Conducting a piece of this length and scope naturally presents challenges, but Gabel said, “Mahler was a great conductor, and he knew what the problems could be. So his recommendations are very clear in terms of tempo, rubato, etc.”

Of course, musicians never have a unanimous opinion about anything. “I’ve always had a hard time with Mahler, and it’s bothered me, as so many musicians I deeply respect love his music,” said principal viola Robert Levine. “But I find Mahler’s music to be far too much about himself. And everything I’ve read about him suggests he wasn’t a nice person, so the music being so personal becomes an issue.”
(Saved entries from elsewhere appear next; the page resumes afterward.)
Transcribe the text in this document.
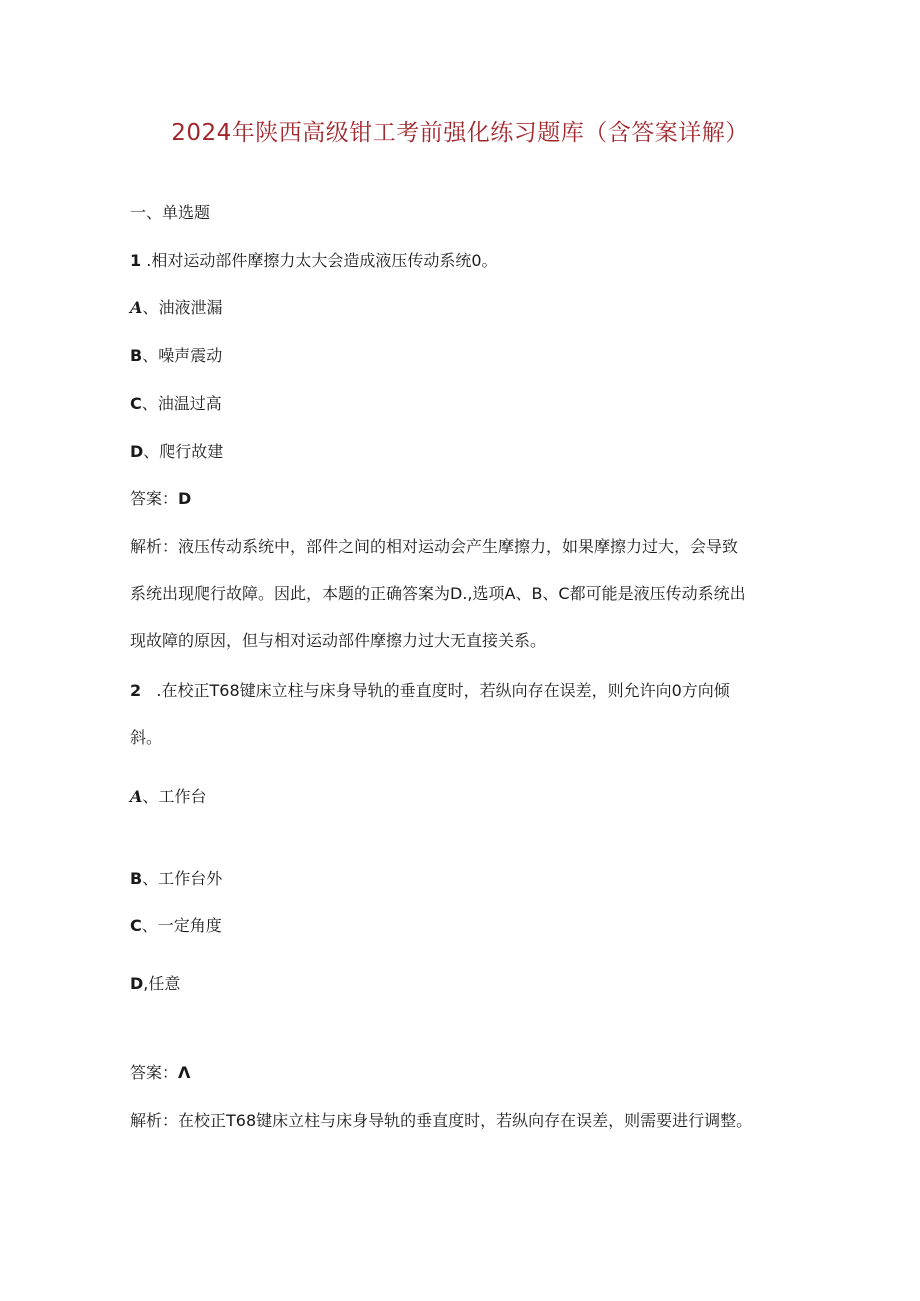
2024年陕西高级钳工考前强化练习题库（含答案详解）
一、单选题
1 .相对运动部件摩擦力太大会造成液压传动系统0。
A、油液泄漏
B、噪声震动
C、油温过高
D、爬行故建
答案：D
解析：液压传动系统中，部件之间的相对运动会产生摩擦力，如果摩擦力过大，会导致
系统出现爬行故障。因此，本题的正确答案为D.,选项A、B、C都可能是液压传动系统出
现故障的原因，但与相对运动部件摩擦力过大无直接关系。
2 .在校正T68键床立柱与床身导轨的垂直度时，若纵向存在误差，则允许向0方向倾
斜。
A、工作台
B、工作台外
C、一定角度
D,任意
答案：Λ
解析：在校正T68键床立柱与床身导轨的垂直度时，若纵向存在误差，则需要进行调整。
“Mahler was a very deep and depressed person,” Gabel said. “You can feel the suffering in his music.” Listeners can also hear his progression from first to tenth symphony, as he edged closer to the breakdown of tonality. “You can feel Schoenberg and what’s going to happen,” he said.

Concertmaster Frank Almond has played all ten Mahler symphonies (the Tenth, left unfinished at his death, has been completed by other hands.) “I am always amazed at the universe inside each. I have such vivid memories for all of them,” he said. “But for me personally the whole world is in the Third, and it holds a special place since it’s the last performance of the MSO my late wife, Kate, ever heard. Somehow that made sense to me, as crazy as it seems.”